Energy is the pulse of life. It fuels every heartbeat, thought, and action — the spark that keeps our bodies, communities, and planet in motion. From the chemical energy that powers our cells to the electricity that lights our homes, energy connects us all. It determines not only our future but the health of the systems that sustain us.
At its most basic level, energy drives life. Our bodies transform food into usable fuel, powering everything from muscle movement to memory. The same laws of energy flow through nature: sunlight becomes plant growth, wind turns into motion, and water sustains life. Every exchange follows the same rule — energy cannot be created or destroyed, only transformed. When we waste or use it inefficiently, we strain the delicate balance that supports all living systems.
Energy also flows between people. Every connection — sharing knowledge, growing food, building homes — requires energy in physical and social forms. Communities are like living power grids: when energy and opportunity are shared equitably, societies thrive. Yet millions still lack access to reliable electricity, clean cooking, and safe housing. According to the International Energy Agency, around 730 million people remain without electricity, mostly in sub-Saharan Africa. Energy poverty limits education, health, and opportunity, reminding us that sustainable energy must also be just energy.
Most of our global systems still depend on fossil fuels — oil, coal, and gas — which supply about 80% of the world’s primary energy. Burning them releases carbon dioxide and other pollutants that overheat the planet and harm human health. Harvard’s C-CHANGE research links fossil fuel combustion to cardiovascular and respiratory illness, premature birth, and even neurodegenerative disease. These costs are invisible on utility bills but devastating in real life.
Across the world, countries and communities are proving there’s another way. Iceland produces nearly all of its electricity from renewable sources like hydro and geothermal power. In Africa, initiatives like Vuka Energy are expanding access to clean power and local ownership. Businesses and citizens are also transforming how they engage with energy. Green America helps people divest from fossil fuels and support companies that prioritize renewables, while the Global Footprint Network tracks resource use to show how human demand compares with the planet’s capacity to regenerate. Each effort adds to a growing movement toward balance between energy use and renewal, extraction and restoration.
Technology adds both promise and pressure. Data centers and artificial intelligence models now consume vast amounts of electricity; the same physical energy that could power millions of homes. But these tools also offer potential for smarter, more efficient systems, from grid management to predictive climate modeling. As innovation expands, the challenge is not to stop using energy but to use it wisely by designing technologies that align with ecological limits and social equity.

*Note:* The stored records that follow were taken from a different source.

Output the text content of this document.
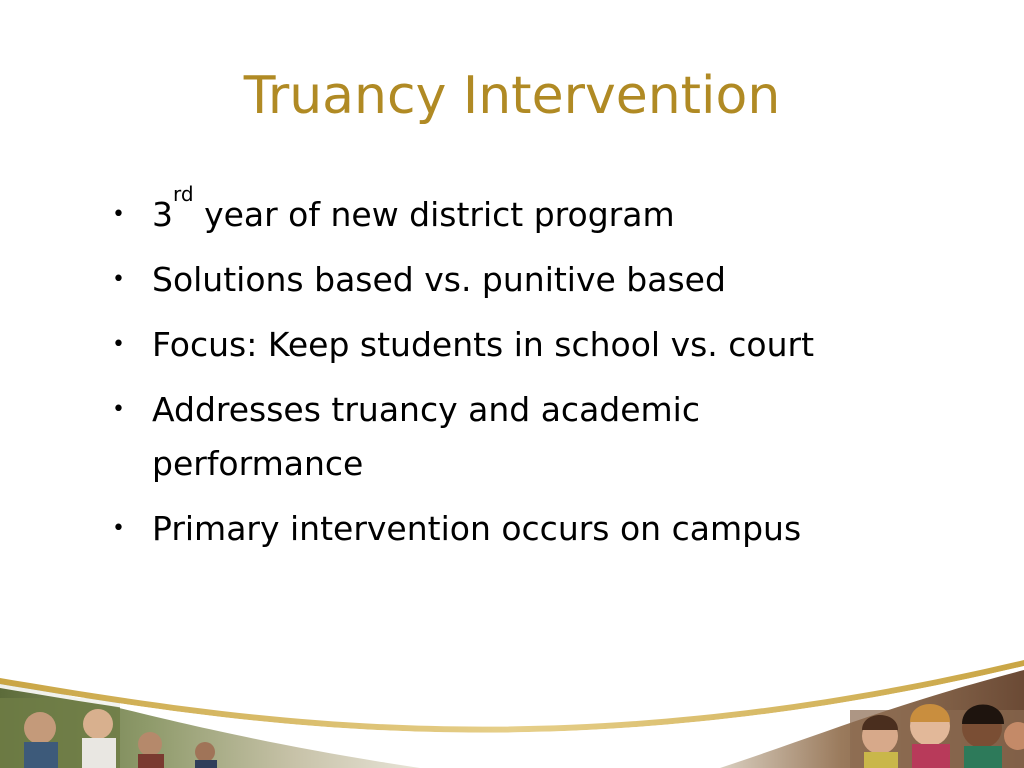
Truancy Intervention
• 3rd year of new district program
• Solutions based vs. punitive based
• Focus: Keep students in school vs. court
• Addresses truancy and academic performance
• Primary intervention occurs on campus
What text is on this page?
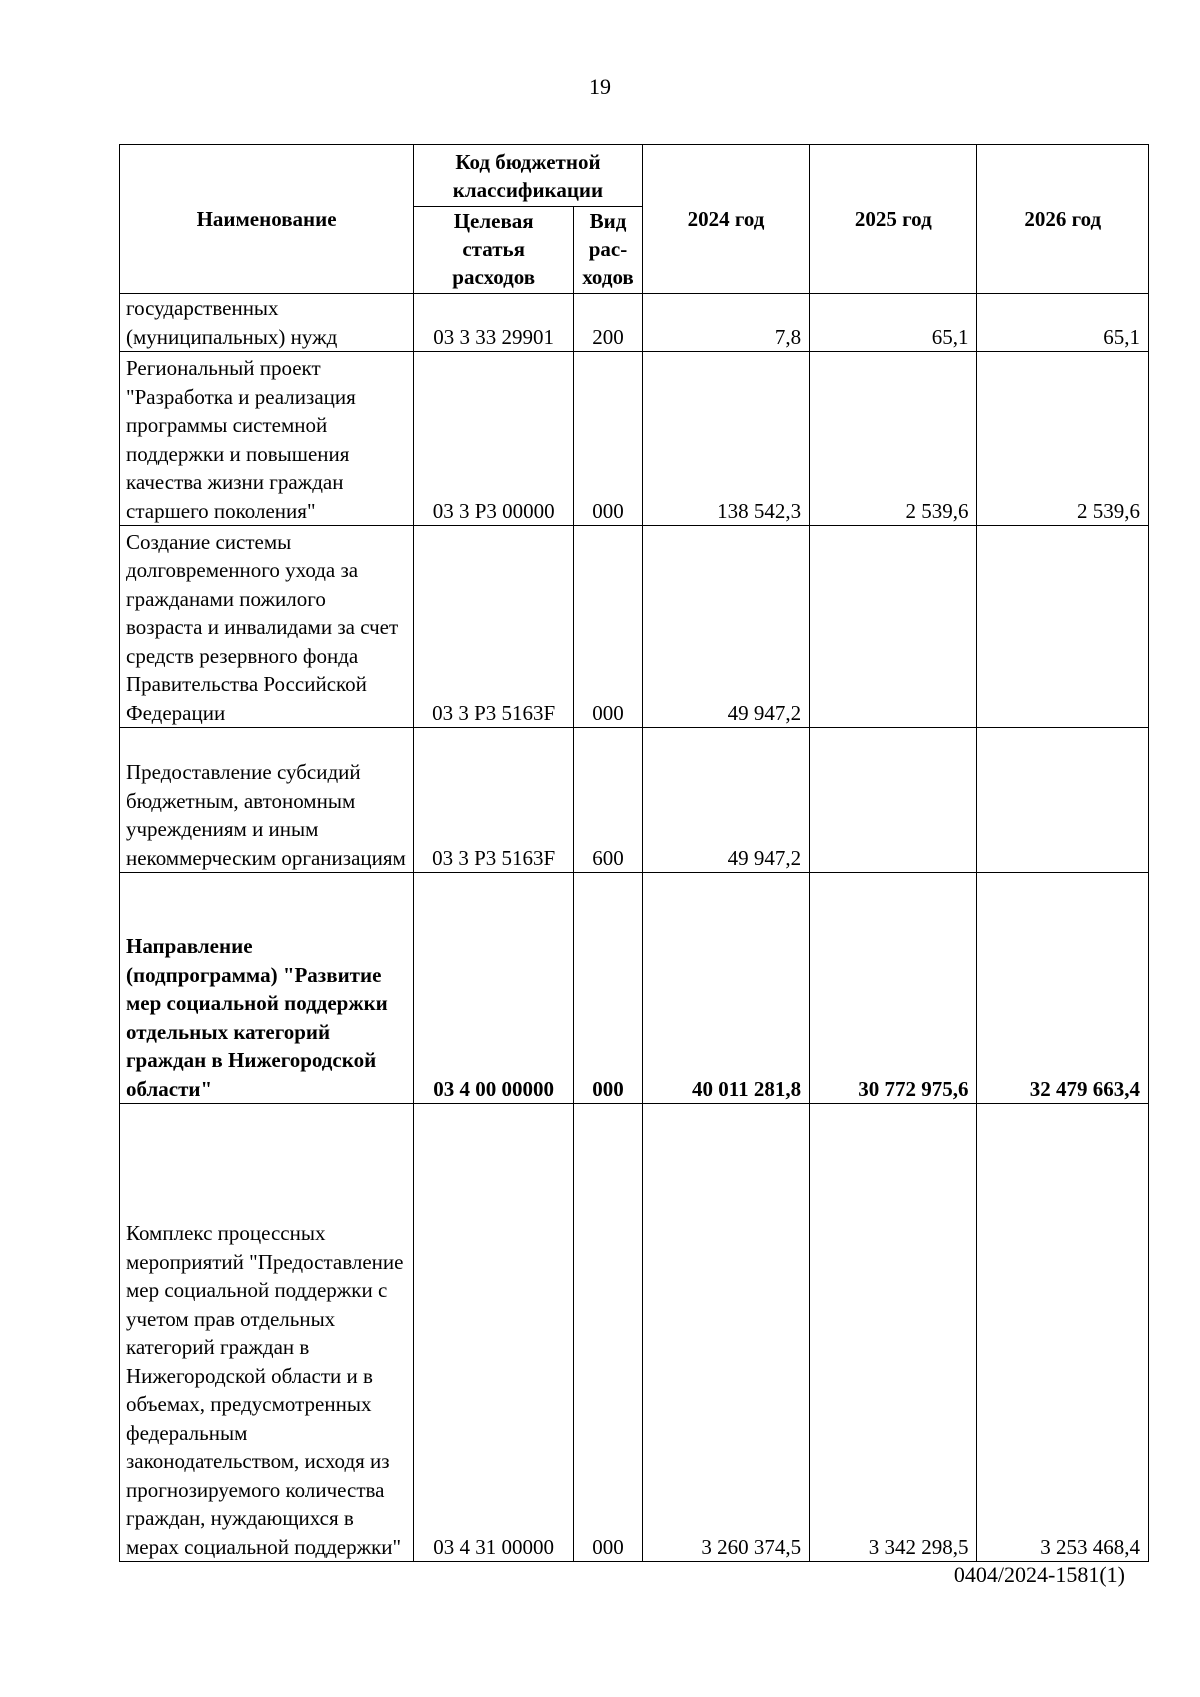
19
Наименование	Код бюджетной классификации		2024 год	2025 год	2026 год
	Целевая статья расходов	Вид рас-ходов			
государственных (муниципальных) нужд	03 3 33 29901	200	7,8	65,1	65,1
Региональный проект "Разработка и реализация программы системной поддержки и повышения качества жизни граждан старшего поколения"	03 3 P3 00000	000	138 542,3	2 539,6	2 539,6
Создание системы долговременного ухода за гражданами пожилого возраста и инвалидами за счет средств резервного фонда Правительства Российской Федерации	03 3 P3 5163F	000	49 947,2		
Предоставление субсидий бюджетным, автономным учреждениям и иным некоммерческим организациям	03 3 P3 5163F	600	49 947,2		
Направление (подпрограмма) "Развитие мер социальной поддержки отдельных категорий граждан в Нижегородской области"	03 4 00 00000	000	40 011 281,8	30 772 975,6	32 479 663,4
Комплекс процессных мероприятий "Предоставление мер социальной поддержки с учетом прав отдельных категорий граждан в Нижегородской области и в объемах, предусмотренных федеральным законодательством, исходя из прогнозируемого количества граждан, нуждающихся в мерах социальной поддержки"	03 4 31 00000	000	3 260 374,5	3 342 298,5	3 253 468,4
0404/2024-1581(1)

Each of us plays a role in this transition. Reducing unnecessary consumption, unplugging devices, choosing renewable energy providers, and advocating for clean energy policies all help lower demand on the planet’s systems. When we see energy as something that moves through everything — our bodies, our relationships, our economies — we understand that every act of conservation is an act of care.
Energy is life in motion. By reimagining how it flows through and around us, we can replace exhaustion with regeneration and scarcity with renewal. The energy we choose to sustain will determine not just how we live, but whether we thrive together.
RESOURCES
CHALLENGE
Energy is more than electricity — it’s the force that fuels your body and mind. Just like the planet, people can’t sustain constant output without rest and renewal. Conserving your own energy is part of living in balance with the world around you.
Energy powers everything from your heartbeat to your phone battery. Most of it comes from far away, yet its impacts are felt right where you live. Understanding how the energy you depend on connects to people and the planet is the first step toward using it more wisely.
Every community runs on energy, but those systems can either drain or sustain life. Rethinking energy means looking closer at where power is used, wasted, or could be renewed. When we act together, small shifts on our campuses and in our communities can spark lasting change.